As someone who has taught at the American Alpine Institute in Bellingham, is a climbing ranger at Mount Rainier, and who works as a Safety Manager at the Mount Baker ski area, Olson thinks of himself as knowledgeable and prepared for emergencies and danger in the wilderness. This, however, caught him off guard.

After the earthquake, they decided they’d head home to check on their place. They found it in shambles. It is just a few feet from where a landslide took out some homes. But it didn’t take them long to put the experiences of the quake in perspective.
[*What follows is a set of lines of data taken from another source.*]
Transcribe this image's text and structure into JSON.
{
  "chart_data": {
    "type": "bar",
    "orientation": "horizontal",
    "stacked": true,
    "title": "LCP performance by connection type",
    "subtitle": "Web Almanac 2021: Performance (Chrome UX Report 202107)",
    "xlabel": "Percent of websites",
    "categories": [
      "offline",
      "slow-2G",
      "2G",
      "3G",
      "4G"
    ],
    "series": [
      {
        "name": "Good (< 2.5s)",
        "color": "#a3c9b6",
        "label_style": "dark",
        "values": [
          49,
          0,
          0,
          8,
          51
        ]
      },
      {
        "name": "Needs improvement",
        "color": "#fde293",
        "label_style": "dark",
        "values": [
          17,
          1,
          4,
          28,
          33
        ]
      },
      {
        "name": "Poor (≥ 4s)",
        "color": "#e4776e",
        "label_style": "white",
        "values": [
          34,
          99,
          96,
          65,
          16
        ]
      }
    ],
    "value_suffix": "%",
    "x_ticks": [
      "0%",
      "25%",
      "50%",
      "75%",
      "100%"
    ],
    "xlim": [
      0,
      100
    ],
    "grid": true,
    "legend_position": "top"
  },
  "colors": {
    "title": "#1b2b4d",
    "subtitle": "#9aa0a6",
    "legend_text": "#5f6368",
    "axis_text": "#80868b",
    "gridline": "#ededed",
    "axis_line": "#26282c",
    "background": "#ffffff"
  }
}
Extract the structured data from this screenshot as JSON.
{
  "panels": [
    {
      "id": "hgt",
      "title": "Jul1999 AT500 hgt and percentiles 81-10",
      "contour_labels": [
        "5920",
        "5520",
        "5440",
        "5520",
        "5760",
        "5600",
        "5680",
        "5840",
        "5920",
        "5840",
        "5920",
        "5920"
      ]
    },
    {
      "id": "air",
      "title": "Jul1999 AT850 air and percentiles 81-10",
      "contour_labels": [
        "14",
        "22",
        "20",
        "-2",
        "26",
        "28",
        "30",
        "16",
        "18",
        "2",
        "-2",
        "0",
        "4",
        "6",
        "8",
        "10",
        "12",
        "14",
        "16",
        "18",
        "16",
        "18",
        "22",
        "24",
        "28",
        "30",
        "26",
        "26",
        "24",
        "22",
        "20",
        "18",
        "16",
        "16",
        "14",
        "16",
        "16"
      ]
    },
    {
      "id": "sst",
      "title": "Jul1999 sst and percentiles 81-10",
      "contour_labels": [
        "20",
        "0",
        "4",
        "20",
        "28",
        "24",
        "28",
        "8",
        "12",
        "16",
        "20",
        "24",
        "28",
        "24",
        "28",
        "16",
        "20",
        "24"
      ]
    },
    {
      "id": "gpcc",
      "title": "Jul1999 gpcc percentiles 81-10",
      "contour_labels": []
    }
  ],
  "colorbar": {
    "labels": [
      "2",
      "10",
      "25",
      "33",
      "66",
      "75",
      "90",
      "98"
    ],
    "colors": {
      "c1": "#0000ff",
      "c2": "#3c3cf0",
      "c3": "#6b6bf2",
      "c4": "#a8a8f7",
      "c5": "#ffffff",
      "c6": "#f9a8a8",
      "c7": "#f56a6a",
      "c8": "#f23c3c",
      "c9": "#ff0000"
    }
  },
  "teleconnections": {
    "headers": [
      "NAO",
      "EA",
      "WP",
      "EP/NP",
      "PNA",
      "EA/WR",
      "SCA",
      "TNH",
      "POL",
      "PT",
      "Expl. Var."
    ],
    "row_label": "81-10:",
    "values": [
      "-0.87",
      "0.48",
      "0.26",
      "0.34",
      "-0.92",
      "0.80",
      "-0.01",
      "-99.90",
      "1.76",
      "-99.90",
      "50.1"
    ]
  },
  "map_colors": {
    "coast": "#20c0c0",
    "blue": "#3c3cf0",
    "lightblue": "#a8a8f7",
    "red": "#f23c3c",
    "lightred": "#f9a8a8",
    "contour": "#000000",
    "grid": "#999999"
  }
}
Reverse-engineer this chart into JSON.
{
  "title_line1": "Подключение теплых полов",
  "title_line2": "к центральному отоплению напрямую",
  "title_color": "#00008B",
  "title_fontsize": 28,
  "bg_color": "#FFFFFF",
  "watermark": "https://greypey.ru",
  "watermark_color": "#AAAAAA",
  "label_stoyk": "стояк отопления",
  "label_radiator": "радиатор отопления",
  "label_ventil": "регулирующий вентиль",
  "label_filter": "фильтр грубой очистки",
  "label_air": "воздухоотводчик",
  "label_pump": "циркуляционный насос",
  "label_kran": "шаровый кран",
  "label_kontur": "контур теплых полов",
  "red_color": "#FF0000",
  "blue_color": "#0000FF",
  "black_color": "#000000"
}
They were back in Index on Monday with plans to climb the wall several more times this week.

“After all that, I feel really lucky,” Olson said. “It was scary, but it won’t keep me off the wall.” (Source: Doug Sanders, Everett Mountain Rescue Unit Washington Region and The Everett Herald, from an article by Leslie Moriarty, March 7)

(Editor’s Note: Active volcanoes, earthquakes, avalanches, and interesting weather always make the Pacific Northwest a challenging place to climb.)